A wedding and a year later, I quit that job to go back to, yup, you guessed it, waitressing.  I blame the fact that when I finally did go back to school in order to get my Master's degree, my professional job was not accommodating enough for morning classes.  And to some extent, this is true.  However, I love the physical demands of being a waitress (if you think it isn't physical, you try power walking/almost jogging for 8-14 hours per day and lifting 10-30 pounds every time you leave the kitchen!), the interaction with people, and the romance of it.

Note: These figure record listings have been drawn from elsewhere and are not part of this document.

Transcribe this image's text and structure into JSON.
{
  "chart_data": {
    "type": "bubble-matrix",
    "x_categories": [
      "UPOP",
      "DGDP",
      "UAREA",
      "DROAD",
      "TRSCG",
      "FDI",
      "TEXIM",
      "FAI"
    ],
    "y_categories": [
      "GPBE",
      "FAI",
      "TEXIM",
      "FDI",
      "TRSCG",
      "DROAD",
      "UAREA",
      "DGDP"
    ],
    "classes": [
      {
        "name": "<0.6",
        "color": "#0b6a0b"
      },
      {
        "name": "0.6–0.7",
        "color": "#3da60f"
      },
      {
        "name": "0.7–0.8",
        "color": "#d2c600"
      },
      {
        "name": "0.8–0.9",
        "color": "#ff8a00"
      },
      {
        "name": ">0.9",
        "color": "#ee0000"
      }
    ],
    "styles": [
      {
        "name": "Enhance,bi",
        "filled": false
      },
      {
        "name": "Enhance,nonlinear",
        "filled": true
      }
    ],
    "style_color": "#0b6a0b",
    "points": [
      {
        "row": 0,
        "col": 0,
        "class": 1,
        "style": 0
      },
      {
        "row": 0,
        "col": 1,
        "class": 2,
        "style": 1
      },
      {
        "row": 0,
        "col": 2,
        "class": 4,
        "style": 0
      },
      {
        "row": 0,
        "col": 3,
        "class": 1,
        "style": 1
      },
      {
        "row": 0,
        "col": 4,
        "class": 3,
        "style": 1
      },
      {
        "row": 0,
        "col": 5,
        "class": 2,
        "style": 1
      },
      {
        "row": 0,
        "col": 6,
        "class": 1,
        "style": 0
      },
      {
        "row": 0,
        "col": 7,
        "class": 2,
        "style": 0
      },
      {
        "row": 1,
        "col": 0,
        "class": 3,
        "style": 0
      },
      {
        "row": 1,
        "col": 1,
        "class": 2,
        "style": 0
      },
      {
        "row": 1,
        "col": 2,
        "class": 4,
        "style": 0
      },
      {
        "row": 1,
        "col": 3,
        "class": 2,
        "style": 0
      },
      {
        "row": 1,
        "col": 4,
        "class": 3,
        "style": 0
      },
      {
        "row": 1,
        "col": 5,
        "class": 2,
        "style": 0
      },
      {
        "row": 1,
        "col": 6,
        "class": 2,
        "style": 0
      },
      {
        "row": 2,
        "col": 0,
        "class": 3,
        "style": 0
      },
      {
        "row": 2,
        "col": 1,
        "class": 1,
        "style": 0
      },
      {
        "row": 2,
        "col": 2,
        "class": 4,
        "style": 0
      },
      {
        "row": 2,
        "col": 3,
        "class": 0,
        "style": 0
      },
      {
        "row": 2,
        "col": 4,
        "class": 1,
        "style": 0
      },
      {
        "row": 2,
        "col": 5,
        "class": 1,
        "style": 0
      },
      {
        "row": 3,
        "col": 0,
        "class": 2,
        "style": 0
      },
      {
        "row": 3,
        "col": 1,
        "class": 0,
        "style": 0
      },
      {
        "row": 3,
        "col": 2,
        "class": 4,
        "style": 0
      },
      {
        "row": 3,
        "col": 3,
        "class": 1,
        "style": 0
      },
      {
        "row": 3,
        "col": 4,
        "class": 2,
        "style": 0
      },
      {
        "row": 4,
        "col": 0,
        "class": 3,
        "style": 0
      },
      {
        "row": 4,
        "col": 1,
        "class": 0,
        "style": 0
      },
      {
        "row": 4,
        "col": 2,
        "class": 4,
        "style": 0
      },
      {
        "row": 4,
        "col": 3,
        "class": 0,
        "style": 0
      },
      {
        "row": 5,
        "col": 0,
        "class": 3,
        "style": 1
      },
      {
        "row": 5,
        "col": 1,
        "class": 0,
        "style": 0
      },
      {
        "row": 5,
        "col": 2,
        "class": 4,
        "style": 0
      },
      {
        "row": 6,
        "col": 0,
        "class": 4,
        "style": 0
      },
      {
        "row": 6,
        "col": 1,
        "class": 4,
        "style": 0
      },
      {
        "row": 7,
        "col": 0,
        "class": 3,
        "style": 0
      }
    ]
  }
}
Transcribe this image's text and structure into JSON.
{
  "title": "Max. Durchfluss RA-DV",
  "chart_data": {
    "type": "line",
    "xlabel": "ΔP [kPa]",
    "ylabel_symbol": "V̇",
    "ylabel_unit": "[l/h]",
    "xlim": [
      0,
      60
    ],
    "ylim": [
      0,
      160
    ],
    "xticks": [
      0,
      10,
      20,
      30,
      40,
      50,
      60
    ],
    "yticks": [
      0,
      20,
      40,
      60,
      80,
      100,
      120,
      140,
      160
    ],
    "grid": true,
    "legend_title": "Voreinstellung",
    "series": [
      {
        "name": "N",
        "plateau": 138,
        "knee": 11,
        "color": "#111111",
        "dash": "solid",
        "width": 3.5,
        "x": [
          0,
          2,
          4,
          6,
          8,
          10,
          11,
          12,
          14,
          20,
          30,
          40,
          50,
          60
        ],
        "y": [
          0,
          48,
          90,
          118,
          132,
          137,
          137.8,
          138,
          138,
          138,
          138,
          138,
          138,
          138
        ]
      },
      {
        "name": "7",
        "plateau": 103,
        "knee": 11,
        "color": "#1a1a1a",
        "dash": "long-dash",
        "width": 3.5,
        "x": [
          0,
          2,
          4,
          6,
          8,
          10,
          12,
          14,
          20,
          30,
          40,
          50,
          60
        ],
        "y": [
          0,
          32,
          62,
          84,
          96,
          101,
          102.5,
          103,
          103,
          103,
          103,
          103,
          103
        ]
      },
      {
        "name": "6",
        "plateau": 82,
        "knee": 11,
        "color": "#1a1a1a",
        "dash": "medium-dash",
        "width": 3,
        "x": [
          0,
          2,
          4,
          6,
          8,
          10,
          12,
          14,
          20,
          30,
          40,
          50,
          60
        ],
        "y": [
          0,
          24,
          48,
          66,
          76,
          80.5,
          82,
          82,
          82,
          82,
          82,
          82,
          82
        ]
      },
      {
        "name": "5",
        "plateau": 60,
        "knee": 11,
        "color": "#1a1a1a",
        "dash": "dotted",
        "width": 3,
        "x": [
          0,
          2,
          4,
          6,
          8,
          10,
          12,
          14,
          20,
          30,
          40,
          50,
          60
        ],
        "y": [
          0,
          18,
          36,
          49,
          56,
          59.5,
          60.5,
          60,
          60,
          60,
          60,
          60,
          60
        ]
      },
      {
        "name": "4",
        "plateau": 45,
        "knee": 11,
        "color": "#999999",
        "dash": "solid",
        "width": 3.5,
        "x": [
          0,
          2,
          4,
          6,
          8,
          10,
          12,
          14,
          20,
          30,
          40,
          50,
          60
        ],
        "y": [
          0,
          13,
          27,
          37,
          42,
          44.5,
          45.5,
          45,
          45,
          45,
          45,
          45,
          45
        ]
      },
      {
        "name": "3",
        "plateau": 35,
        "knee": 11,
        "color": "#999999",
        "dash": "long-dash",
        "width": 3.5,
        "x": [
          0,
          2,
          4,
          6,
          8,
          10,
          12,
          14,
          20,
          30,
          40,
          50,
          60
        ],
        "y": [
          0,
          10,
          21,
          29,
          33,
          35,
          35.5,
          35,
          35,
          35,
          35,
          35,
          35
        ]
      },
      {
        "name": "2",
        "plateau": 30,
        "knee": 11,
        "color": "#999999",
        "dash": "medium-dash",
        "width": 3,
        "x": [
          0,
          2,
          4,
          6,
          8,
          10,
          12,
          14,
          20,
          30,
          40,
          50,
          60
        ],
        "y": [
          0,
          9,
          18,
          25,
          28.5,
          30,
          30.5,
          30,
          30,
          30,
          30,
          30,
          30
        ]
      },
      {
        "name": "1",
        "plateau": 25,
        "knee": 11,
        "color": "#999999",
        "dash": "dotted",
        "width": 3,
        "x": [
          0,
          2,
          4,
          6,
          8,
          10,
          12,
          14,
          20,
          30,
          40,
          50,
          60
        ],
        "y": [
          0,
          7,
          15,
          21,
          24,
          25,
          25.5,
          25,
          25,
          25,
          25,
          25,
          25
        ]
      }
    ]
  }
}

You see, that's where the Hubby and I met, when I was 19 and waitressing my way through undergrad.  And there's something about me that thinks it waxes poetic to be back in the service industry while I continue with my Master's degree and he comes and sits in my section as if we are courting again.  The first year of us knowing one another was exclusively in the confines of the same restaurant in which I once again work, and it is nice to have that familiar atmosphere around us, that reminder of the first time our hands touched and the passing of phone numbers for our first date.  Plus, it is awfully funny to see new waitresses sidle up to him, ready to attempt to flirt a tip out of him, when he calmly explains that he's here to see the waitress that tried to do that once upon a time and somehow ended up his wife.

And thus are the beginnings of my story.  I am young, married, and broke.  However, I am loving life and living it to the fullest, pursuing my dreams with the man that means everything to me supporting me the whole way.  I'll make better money eventually, right now I'm worried about making memories.